Gold Makes Record Run

INCIDENT: On 7 December, gold hit an all-time high above US$1,425 per ounce (London morning fix), after having risen from under $300 per ounce at the beginning of the millennium and from just over $700 per ounce only a little over two years ago (all figures in current dollars).

SIGNIFICANCE: While the recent spike in the price of gold has already been somewhat redressed, new drivers in the market suggest increasing demand for the precious metal.

BACKGROUND: The price of gold is up 27% this year in dollar terms, as worry spreads over the debasement of currency values worldwide following the US Government's decision to pump trillions of dollars into the global economy. About two-fifths of all newly produced gold is used in investment vehicles, but demand is rising not only for that reason. While a tenth of new gold production goes to industrial uses, half is consumed by the jewelry industry. Increasing numbers of middle-class consumers in what used to be called the developing world have helped to drive world demand. The Indian marriage season, for example, exerts regular annual influences on price variation.

Some mania has been stoked by another proposed way to evaluate the current gold price. If one looks its ratio to the Standard & Poor's (S&P) 500 Index of stocks on the New York Stock Exchange, then that ratio is equivalent to what it was just before the Arab oil embargo of 1973-74. It hit its lowest value in 1981 before retracing to the 1973 level in the early 1990s and then soaring. If one believes that more pain is ahead for the economy today before it finally recovers (as was the case in the mid-1970s), then for the ratio to fall to its 1981 level would imply either an eventual gold price of $7800 per ounce or an S&P level of 220 (or a combination of the two that yields the same ratio).

BOTTOM LINE: Such technical concerns can be confusing and even unhelpful when not given proper grounding. The fundamentals, however, are clear. Increasing consumer demand at the retail level in new markets is not the only fundamental factor that may drive gold prices higher over the long term. Central banks have begun to ramp up gold purchases, and relatively new investment vehicles such as exchange-traded funds (ETFs) are helping to drive prices.

Central banks outside Europe and North America have been on a gold-buying binge since mid-summer. Russia has bought 65 metric tons (all tons in this Intelligence Note are metric tons) of gold since July so as to diversify its foreign exchange reserve holdings. It now holds 775 tons, the eighth largest state holding in the world. Whereas central banks around the world have been net sellers of gold for two decades through 2008 (largely due to sales by European banks), they became net buyers in 2009. The trend has increased since then, with central banks' purchases totaling 91.5 tons in the five months from July through November this year. India has become an important net gold buyer, and China's gold imports for the first 10 months of 2010 amounted to 209 metric tons, compared with only 45 tons for the whole of 2009. This is all the more striking in view of the fact that China is the world's largest gold producer.

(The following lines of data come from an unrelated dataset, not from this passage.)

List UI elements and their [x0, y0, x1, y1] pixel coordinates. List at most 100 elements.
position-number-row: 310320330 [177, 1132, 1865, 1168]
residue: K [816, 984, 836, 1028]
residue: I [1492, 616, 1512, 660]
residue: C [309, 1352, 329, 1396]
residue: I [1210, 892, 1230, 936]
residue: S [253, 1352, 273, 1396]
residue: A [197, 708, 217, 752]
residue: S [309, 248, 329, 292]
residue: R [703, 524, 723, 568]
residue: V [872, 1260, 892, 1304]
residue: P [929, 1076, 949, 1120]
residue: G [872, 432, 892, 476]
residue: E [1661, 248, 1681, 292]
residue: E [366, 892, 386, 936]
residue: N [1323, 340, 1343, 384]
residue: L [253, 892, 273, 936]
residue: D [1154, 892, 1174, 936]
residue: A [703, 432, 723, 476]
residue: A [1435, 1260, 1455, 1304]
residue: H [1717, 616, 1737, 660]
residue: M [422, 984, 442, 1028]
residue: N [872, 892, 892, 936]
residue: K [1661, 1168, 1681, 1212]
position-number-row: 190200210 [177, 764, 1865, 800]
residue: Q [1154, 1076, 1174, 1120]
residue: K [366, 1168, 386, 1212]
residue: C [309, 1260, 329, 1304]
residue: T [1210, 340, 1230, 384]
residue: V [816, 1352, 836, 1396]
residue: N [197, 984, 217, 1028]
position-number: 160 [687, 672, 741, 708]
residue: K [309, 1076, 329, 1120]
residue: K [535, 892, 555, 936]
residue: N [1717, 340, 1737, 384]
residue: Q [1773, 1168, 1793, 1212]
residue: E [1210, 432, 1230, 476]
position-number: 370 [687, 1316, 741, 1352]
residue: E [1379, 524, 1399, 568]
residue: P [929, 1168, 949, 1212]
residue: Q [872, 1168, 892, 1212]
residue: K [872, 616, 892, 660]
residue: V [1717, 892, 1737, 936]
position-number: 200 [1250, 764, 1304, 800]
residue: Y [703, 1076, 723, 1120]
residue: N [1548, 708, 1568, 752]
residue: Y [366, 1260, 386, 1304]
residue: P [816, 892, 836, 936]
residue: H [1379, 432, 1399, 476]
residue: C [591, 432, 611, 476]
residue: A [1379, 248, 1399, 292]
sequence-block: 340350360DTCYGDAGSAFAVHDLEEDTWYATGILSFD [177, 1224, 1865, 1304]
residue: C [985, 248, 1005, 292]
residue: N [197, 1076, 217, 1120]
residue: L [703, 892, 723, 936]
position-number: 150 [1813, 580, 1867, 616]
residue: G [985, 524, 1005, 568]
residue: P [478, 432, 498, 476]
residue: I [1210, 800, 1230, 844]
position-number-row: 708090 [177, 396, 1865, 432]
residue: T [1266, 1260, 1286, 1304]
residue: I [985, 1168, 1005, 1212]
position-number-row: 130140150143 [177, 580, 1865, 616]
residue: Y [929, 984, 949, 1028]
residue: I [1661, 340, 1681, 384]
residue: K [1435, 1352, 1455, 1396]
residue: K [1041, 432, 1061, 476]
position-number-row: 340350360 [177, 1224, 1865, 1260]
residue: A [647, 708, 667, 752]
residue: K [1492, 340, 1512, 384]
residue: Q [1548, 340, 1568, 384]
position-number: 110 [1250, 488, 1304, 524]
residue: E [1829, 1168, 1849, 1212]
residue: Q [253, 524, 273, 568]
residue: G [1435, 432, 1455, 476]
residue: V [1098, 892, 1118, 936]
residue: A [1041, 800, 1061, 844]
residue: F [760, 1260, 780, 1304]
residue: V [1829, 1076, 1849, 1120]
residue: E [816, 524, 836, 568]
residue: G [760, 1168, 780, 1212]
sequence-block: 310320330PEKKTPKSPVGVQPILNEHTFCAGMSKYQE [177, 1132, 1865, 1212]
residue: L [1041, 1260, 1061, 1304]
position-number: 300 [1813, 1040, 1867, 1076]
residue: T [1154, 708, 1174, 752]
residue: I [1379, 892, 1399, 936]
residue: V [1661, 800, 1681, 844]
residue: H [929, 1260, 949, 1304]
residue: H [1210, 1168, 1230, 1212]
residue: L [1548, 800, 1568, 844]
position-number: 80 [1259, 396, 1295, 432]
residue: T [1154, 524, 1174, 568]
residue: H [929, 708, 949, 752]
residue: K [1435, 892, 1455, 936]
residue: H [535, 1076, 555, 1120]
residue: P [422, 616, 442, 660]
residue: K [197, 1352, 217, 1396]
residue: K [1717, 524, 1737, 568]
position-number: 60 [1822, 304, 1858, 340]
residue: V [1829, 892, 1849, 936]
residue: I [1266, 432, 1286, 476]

ETFs also contribute to rising demand for gold. With the development of ETFs (securities that track a commodity or index of basket of assets but trade like a stock on an exchange) as investment vehicles that can be bought and sold by individual investors directly online without the intervention of human brokers and at discount transaction rates, another source of demand for gold appeared in the markets. (Nor are such ETFs limited to US stock exchanges.) ETFs differ from exchange-traded notes (ETNs), which are unsecured and unsubordinated debt securities, and therefore subject to fluctuation not only from the market value of the underlying commodity but also from the credit rating of the issuer, which can be downgraded without notice. Because ETFs, by contrast, own the commodities they designate (although the ETFs' share-holders do not, even indirectly), ETFs increase demand for the commodity that they represent. The most popular gold ETF on the New York Stock Exchange, for example, happens to be the world's largest private owner of bullion.

Silver is not comparable to gold. Silver is also regarded as a precious metal, but in the markets it tends to behave more like an industrial metal, and indeed it has wide industrial uses. Lately silver's price has been three times as volatile as gold. After hitting a high over $30.50 per ounce on 7 December (its highest since the late 1970s), silver plunged to under $28.50 just two days later: a decline of 6.6% in just 48 hours. Despite the recent lockstep of the two metals' prices, the gold/silver price ratio historically has swung widely over the years. (Gold would have to reach $2,300 per ounce to be at an inflation-adjusted level equivalent to its $850 per ounce peak during the 1980s.) Nor does palladium, also considered a precious metal, behave like gold. Like silver, it too tends to behave as an industrial rather than a precious metal; and it is widely used in automobile catalytic converters.